The insane $43 billion system that gets food delivered to your door
“Delivery is the hottest thing in the restaurant business right now — but as many restaurants are finding, the trouble is keeping it cold. Or crisp, in the case of french fries. Or warm, in the case of pho.”
The temperature in D.C.’s Columbia Heights is pushing 100 degrees as Armaye Ejigu swaddles space blankets around two precious scoops of Baskin-Robbins ice cream.
Shortly after 11 on a recent Thursday morning, a woman ordered the frozen treat to her house in downtown D.C. And now Ejigu, a driver for the third-party food delivery firm DoorDash, has fleeting minutes to move the ice cream from the Baskin-Robbins’s counter to his car to her door -- all in record-setting summer heat.
“It’s not hot food, so it’s a little more challenging,” Ejigu said, adding that his job becomes much more difficult when he can’t find parking in the area.
Delivery is the hottest thing in the restaurant business right now -- but as many restaurants are finding, the trouble is keeping it cold. Or crisp, in the case of french fries. Or warm, in the case of pho.
Eager to join a booming food- and restaurant-delivery market, dozens of third-party services have sprung up to address those logistical challenges. Food delivery is already a $43 billion business -- and will be worth $76 billion by 2022, according to an analysis by Cowen and Co., an investment banking firm.

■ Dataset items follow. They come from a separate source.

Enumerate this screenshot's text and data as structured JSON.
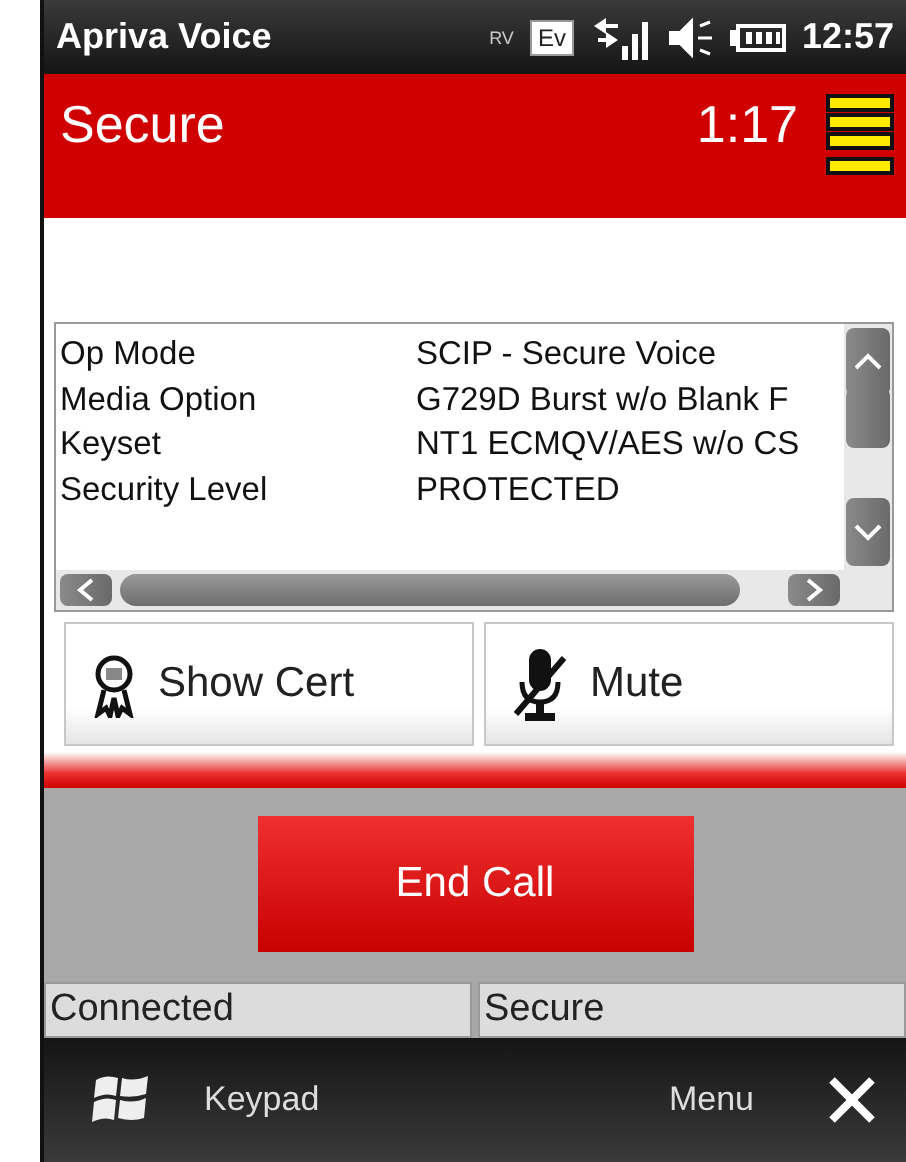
{
  "system_bar": {
    "title": "Apriva Voice",
    "roaming": "RV",
    "network": "Ev",
    "time": "12:57"
  },
  "header": {
    "title": "Secure",
    "timer": "1:17"
  },
  "details": [
    {
      "label": "Op Mode",
      "value": "SCIP - Secure Voice"
    },
    {
      "label": "Media Option",
      "value": "G729D Burst w/o Blank F"
    },
    {
      "label": "Keyset",
      "value": "NT1 ECMQV/AES w/o CS"
    },
    {
      "label": "Security Level",
      "value": "PROTECTED"
    }
  ],
  "actions": [
    {
      "kind": "cert",
      "label": "Show Cert"
    },
    {
      "kind": "mute",
      "label": "Mute"
    }
  ],
  "end_call": "End Call",
  "status_panes": [
    "Connected",
    "Secure"
  ],
  "softkeys": {
    "left": "Keypad",
    "right": "Menu"
  }
}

Companies such as DoorDash, GrubHub and Caviar are now delivering everything from pepperoni pizza to duck confit. Aside from Baskin-Robbins, which has recently launched delivery from 600 stores in 22 cities, brick-and-mortar chains McDonald’s, Wendy’s, Jack in the Box, Red Robin, Cheesecake Factory, Outback Steakhouse and Buffalo Wild Wings have all in the past year partnered with third-party services to launch or expand delivery.
These services don’t merely provide drivers such as Ejigu: They also develop the insulation in his red, corporate-branded cooler bag and the algorithms that determine he’s the fastest driver for a job.